Temporalities (bona temporalia, from Latin tempus, "time", plural: Temporalia or Temporalien, "temporal goods") are the secular properties and possessions of the Catholic Church. The term is most often used to describe those properties (a Stift in German or sticht in Dutch) that were used to support a bishop or other religious person or establishment. Its opposite are spiritualities.

==History==
In the Middle Ages, the temporalities were usually those lands that were held by a bishop and used to support him. The distinction between "temporals" and "spirituals" emerged during the Investiture Crisis, as a way to resolve conflicts over ecclesiastical authority. This separation of secular and spiritual responsibilities within church offices was formalized in the Concordat of Worms. According to its conditions, the temporalities of a diocese were granted to the bishop by the secular ruler after the bishop was consecrated.

If a bishop within the Holy Roman Empire had gained secular overlordship to his temporalities imperially recognised as an imperial state, then the temporalities were usually called a Hochstift, or an Erzstift (for an archbishop). Sometimes, this granting of the temporalities could take some time. Other times, a bishop-elect gained his temporalities even before or without his papal confirmation by an imperial act called "liege indult" (Lehnsindult). The temporalities were often confiscated by secular rulers to punish bishops.

Temporalities that involved sovereign or governmental authority were effectively abolished during Germany's secularization.
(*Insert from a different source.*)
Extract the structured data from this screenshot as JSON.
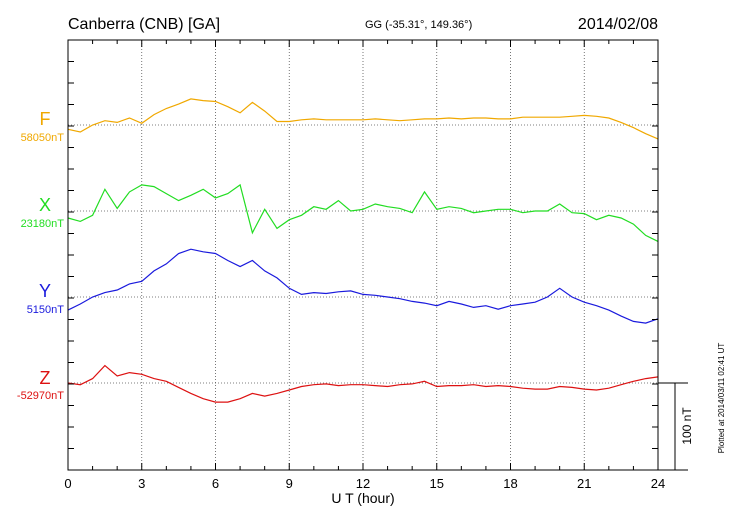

What remained was largely converted into state-funded benefits, with their scope defined by concordats and circumscription bulls.

In the context of the Catholic Church's disputes with the Spanish government during the nineteenth century, Pope Gregory XIV reiterated the Church's "innate right to acquire and possess temporal goods" (nativo diritto la facoltà di acquistare e possedere beni temporali) in an address to the consistory in 1841.